白血病には、骨髄性・リンパ性の区別があるが、もうひとつヒト細胞白血病ウイルスⅠ型(HTLV-Ⅰ)というウイルスに感染して起こるものがある。この本には元宮城県知事の浅野史郎さんが2009年5月にATL急性型を発症し、骨髄移植を受け、2010年2月に退院するまでの経過が書かれている。

山田店員からメッセージ

 皆さんこんにちは。今回ご紹介するのは浅野史郎さんの闘病記「運命を生きる」です。私はこの闘病記を読むまで、浅野さんを存じ上げませんでした。でも、テレビでも大変に活躍なさっているそうなので、知っているという人も多いでしょう。

 白血病にはいろいろな種類があるのですが、その中でも特に難病であるATLに、浅野さんは罹患します。この病気がどれほど手強いかを十分に知っていながら、落ち込んだのは告知を受けてから30分ほど。すぐに戦う気持ちになったというから驚かされます。

 自分ががんになったら、前向きに戦うことなどとてもできないと思う人は多いでしょう。でも、がんと向き合い、克服していく力は誰にでもあります。がんの告知を受ければ、誰でも必ず落ち込みます。

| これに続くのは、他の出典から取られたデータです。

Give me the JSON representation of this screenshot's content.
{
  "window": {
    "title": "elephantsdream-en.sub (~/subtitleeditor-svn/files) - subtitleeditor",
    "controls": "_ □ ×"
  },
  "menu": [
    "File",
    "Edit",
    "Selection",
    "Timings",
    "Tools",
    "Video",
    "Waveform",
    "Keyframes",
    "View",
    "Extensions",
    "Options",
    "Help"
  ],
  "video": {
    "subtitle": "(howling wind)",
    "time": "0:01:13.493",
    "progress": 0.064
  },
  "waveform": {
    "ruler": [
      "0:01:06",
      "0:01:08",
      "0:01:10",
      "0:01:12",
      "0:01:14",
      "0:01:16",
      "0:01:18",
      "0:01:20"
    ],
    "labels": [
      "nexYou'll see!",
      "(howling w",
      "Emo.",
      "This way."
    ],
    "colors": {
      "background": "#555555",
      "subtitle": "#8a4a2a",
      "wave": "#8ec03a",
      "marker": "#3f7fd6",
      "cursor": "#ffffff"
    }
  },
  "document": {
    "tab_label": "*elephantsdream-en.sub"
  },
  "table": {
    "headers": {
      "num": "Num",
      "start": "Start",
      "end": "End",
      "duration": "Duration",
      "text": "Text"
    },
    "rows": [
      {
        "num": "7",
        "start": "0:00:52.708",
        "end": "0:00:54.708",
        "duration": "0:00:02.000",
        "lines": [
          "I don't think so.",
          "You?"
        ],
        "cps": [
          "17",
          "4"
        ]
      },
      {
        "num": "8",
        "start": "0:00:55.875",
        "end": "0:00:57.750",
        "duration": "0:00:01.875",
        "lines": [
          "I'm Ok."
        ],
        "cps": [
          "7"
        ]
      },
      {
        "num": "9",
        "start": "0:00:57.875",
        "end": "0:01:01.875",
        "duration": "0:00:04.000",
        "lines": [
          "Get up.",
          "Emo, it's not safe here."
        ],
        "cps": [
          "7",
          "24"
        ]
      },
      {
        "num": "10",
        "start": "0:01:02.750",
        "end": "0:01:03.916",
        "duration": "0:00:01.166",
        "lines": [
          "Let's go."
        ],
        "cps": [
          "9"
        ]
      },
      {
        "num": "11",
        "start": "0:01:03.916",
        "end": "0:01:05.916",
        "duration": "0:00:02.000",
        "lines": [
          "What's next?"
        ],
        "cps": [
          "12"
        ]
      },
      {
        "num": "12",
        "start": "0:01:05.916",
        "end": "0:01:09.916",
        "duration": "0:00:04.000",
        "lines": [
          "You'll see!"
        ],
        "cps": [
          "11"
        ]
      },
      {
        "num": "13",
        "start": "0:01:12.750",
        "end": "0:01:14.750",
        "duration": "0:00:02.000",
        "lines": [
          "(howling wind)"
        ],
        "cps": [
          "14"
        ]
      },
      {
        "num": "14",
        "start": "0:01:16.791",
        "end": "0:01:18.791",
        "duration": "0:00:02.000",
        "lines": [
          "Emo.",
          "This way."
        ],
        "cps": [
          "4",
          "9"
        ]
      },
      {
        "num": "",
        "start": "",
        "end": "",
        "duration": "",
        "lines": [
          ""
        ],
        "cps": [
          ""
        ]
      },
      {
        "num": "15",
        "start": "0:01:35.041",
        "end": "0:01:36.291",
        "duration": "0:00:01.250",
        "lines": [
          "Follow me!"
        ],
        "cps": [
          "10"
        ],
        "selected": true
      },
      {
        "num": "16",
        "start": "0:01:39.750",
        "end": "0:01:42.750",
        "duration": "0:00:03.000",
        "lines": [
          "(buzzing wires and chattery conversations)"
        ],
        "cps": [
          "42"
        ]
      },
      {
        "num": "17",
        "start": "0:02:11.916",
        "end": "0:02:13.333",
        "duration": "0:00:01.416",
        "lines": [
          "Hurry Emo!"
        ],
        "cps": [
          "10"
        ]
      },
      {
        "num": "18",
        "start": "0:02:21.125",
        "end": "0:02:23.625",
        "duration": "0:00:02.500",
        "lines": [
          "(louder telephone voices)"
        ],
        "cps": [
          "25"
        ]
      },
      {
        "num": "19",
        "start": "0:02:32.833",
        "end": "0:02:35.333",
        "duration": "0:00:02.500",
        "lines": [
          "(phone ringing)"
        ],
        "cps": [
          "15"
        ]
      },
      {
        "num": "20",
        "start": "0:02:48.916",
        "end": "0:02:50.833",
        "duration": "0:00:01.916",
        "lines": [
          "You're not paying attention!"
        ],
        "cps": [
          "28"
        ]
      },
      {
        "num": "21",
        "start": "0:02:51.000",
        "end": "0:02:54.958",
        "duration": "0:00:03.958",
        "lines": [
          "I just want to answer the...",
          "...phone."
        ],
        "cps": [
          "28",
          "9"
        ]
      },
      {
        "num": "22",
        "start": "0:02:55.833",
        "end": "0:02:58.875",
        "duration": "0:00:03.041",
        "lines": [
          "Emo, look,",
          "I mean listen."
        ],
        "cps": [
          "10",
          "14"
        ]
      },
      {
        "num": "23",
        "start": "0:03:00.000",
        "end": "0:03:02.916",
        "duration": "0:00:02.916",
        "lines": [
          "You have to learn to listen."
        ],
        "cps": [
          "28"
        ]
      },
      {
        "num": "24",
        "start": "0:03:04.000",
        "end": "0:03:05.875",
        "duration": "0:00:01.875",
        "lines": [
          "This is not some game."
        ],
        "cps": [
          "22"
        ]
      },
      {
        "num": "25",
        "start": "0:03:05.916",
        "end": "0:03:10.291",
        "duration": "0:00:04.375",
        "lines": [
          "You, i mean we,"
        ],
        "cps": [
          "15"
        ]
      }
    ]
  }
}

しかし、そこから立ち上がり、前向きになり、明るく生きていくことができるようになる。その力は誰でも持っているのです。

 ただし、普通は落ち込む期間が数週間から数ヶ月あます。そこを浅野さんは30分で済ませてしまったわけで、これはやっぱりすごいことです。なぜそんなことができるのか? それを説明するため、本書はがん闘病の話をいったん離れ、浅野さんのこれまでの人生を振り返っていきます。

 これが非常に面白い。またもページをめくる手が止まらなくなり(星野店長の選ぶ本は止まらなくなるものが多いです)、闘病記だということも忘れて熱中してしまいました。どう面白いかは本書を読んでいただくとして、浅野さんの言わんとすることはつまり「運命を運命として受け止める生き方をしてきたから、がんにもなっても前向きになれた」というものです。

 しかし、私には、浅野さんは自分で運命を掴み取る人生を送ってきたように見えました。闘病についても、がんを克服するという運命を自ら手を伸ばして勝ち取ったように思えます。ただ、それは意外と、そんなに難しいことではないのかもしれない。発想の転換というか、だれでもちょっと考え方を変えるだけで、浅野さんのようなしなやかな強さを発揮できるのかもしれない。読後、そんなことを考えました。